People had tried to shake her loose from it. There was her roommate Crystal and her second boyfriend Darius and even her cousins Phil and Bonnie. They all tried, they all failed. The past, be it great or ugly, just glowed that much brighter for her.

That is why she was upstairs that morning, flipping through photo albums, dozens images triggering the memory of hundreds of smells, thousands of tastes, millions of noises. Washing over her. Blanketing her. Clutching her just as she clutched them. And in her reverie, she never heard it. The shattering of glass, the thumping of feet, the forced whispers of those convinced they are alone but still being cautious.

She did not realize they were there until they were upstairs, their noises too loud for even nostalgia to buffer against. But they saw her before she could act. And they were screaming at her. Cajoling. Demanding. Threatening.

But she should still. Immovable. That photo album clutched in her hands like a talisman. And with a voice like steel she replied, “No.”

“This is my house. Everything here belongs to me. Belongs to my memories. You can’t have them. You can’t have any of it. You want money? Fine. But try to walk out of here with anything, I will end you before your feet hit the sidewalk at the end of my lawn.”

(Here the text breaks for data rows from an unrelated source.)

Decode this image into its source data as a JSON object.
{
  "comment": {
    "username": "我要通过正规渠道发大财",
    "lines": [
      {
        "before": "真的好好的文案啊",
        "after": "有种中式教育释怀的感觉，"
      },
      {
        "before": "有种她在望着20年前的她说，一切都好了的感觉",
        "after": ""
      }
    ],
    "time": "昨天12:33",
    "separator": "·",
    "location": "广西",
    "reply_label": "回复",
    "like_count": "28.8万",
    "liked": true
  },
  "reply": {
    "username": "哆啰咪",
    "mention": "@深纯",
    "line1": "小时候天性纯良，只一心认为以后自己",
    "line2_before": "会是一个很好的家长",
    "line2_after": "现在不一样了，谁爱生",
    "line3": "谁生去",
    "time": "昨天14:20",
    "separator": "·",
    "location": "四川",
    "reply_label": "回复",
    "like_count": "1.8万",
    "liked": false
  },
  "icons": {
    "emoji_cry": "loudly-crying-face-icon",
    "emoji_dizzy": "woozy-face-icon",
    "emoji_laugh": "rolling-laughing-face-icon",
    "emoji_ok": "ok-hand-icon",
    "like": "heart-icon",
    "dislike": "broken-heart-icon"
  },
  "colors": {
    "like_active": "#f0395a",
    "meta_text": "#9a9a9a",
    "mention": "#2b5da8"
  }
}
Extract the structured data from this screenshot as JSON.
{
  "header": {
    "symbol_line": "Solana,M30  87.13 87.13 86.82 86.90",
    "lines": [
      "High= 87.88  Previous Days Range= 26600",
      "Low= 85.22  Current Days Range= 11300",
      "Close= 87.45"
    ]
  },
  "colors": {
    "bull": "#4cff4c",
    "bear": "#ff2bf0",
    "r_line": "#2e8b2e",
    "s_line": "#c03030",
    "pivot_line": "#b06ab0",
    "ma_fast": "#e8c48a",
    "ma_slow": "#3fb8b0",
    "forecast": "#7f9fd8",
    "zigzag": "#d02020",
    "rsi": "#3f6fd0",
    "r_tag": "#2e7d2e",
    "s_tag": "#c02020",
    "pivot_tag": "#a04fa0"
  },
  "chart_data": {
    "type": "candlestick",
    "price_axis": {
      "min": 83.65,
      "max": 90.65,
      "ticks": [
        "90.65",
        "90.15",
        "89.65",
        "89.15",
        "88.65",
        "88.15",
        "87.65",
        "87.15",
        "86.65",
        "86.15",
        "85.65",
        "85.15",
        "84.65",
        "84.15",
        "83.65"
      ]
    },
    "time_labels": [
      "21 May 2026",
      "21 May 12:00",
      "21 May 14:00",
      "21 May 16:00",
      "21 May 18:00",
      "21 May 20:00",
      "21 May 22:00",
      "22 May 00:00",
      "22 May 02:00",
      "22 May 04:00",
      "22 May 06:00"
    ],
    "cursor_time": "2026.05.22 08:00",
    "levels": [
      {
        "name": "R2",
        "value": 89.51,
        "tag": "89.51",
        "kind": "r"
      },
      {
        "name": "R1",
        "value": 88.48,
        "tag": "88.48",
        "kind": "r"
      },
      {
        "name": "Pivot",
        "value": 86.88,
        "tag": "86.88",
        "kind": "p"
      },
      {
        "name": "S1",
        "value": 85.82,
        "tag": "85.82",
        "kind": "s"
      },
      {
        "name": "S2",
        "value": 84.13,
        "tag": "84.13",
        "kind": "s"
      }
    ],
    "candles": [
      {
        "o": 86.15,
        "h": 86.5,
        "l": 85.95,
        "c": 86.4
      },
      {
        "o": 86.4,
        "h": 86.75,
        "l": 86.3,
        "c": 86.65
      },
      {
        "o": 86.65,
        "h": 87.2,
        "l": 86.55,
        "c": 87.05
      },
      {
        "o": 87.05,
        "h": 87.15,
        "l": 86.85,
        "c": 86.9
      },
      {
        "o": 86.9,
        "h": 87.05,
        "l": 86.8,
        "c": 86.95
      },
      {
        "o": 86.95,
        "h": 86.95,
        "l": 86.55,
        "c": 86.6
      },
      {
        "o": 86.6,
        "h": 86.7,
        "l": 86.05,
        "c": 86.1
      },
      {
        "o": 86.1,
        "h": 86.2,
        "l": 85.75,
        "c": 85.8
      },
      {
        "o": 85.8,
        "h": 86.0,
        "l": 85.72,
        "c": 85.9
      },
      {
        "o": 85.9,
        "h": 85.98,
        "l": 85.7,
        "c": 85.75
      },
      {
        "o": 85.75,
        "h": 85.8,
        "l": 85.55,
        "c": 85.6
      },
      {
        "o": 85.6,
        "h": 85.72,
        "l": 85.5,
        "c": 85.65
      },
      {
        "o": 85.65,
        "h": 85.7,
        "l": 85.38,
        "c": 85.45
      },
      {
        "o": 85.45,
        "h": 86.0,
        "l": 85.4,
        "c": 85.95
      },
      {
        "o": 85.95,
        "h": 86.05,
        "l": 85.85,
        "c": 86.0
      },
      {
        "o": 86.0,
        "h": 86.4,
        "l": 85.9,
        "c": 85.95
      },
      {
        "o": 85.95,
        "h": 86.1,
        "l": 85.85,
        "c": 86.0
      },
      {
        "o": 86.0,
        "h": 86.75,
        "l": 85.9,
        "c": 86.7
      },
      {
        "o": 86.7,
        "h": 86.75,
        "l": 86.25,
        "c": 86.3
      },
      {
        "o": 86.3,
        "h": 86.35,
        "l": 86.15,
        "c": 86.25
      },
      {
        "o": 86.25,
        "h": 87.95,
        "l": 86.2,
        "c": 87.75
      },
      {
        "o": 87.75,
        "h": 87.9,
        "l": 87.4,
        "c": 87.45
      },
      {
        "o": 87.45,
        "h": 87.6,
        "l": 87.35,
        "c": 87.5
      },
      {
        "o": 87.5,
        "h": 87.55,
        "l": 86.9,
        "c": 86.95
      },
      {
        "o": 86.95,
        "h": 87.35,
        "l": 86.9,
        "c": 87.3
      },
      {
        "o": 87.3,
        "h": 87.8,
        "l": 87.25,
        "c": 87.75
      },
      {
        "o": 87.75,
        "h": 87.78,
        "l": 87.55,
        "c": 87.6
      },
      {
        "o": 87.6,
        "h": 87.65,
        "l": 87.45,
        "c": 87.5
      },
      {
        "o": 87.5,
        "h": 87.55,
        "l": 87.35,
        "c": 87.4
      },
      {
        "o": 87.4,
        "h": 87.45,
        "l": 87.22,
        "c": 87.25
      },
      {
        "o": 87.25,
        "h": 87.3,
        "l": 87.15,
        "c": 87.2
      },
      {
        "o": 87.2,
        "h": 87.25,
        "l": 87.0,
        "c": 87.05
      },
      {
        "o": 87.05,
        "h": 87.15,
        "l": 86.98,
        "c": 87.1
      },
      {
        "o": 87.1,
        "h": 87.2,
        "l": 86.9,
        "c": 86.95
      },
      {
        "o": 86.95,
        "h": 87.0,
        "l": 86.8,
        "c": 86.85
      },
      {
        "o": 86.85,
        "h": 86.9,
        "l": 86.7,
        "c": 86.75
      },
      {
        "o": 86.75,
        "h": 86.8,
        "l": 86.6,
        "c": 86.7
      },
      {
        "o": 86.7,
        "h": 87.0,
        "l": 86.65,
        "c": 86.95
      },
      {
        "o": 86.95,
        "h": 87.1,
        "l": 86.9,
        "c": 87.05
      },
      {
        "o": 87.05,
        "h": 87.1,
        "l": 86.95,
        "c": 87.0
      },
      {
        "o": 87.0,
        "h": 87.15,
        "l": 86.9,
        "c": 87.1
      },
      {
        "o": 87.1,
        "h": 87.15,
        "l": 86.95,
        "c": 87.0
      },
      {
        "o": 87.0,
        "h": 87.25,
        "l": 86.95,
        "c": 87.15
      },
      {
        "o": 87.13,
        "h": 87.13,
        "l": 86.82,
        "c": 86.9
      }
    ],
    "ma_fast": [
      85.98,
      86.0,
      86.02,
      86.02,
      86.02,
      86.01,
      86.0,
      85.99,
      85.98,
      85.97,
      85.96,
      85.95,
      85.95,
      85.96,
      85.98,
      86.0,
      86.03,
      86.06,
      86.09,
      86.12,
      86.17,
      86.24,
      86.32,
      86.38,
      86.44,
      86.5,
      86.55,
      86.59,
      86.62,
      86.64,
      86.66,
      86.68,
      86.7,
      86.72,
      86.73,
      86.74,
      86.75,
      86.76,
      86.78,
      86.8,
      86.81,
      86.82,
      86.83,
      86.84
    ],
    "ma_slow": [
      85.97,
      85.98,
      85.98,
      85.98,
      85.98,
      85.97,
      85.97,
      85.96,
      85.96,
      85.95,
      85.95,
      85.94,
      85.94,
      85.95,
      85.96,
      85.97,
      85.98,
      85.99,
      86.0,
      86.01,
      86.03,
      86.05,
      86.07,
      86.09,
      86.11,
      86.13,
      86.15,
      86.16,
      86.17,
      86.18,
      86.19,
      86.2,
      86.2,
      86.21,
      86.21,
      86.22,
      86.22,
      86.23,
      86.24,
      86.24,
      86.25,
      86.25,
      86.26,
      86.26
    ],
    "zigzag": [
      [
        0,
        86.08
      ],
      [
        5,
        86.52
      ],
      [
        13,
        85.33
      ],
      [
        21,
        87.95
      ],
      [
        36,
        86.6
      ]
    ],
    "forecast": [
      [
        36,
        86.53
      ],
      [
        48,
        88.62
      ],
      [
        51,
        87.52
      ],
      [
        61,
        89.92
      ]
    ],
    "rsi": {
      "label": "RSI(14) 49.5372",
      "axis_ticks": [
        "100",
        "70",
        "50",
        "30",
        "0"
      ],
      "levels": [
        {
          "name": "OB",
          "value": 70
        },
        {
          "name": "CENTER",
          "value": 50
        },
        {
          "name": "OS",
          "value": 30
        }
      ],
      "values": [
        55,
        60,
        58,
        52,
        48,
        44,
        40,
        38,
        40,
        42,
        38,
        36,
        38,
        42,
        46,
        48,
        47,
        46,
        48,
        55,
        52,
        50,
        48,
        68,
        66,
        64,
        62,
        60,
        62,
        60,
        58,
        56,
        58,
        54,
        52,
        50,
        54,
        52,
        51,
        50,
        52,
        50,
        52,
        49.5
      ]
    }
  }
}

They laughed then. Career criminals who thought they had seen it all. Laughing at Wendy, this petite woman who stood as though she had an army at her back. They laughed and they rushed her.

And there laughs became struggled cries, whimpers, pleadings for mercy.

When the police arrived, alerted by a jogger who heard men’s voices screeching, Wendy was sitting on the front steps looking annoyed but otherwise ok. Inside eight burglars, eight bodies of people who once were burglars, lay broken and twisted all over the house.

The cops and EMTs carted them away, shaking their heads and refusing to contemplate how this could have happened. The investigation was perfunctory. Self-defense against home invasion. Open and shut. No one looked deeper than that. No one wanted to.

A few years later, on her way to brunch with her fiancé’s parents, on the anniversary of that near home invasion, Wendy would briefly find that memory and smirk slightly to herself, preferring it to the meal to come. Because the past was always just that much sweeter.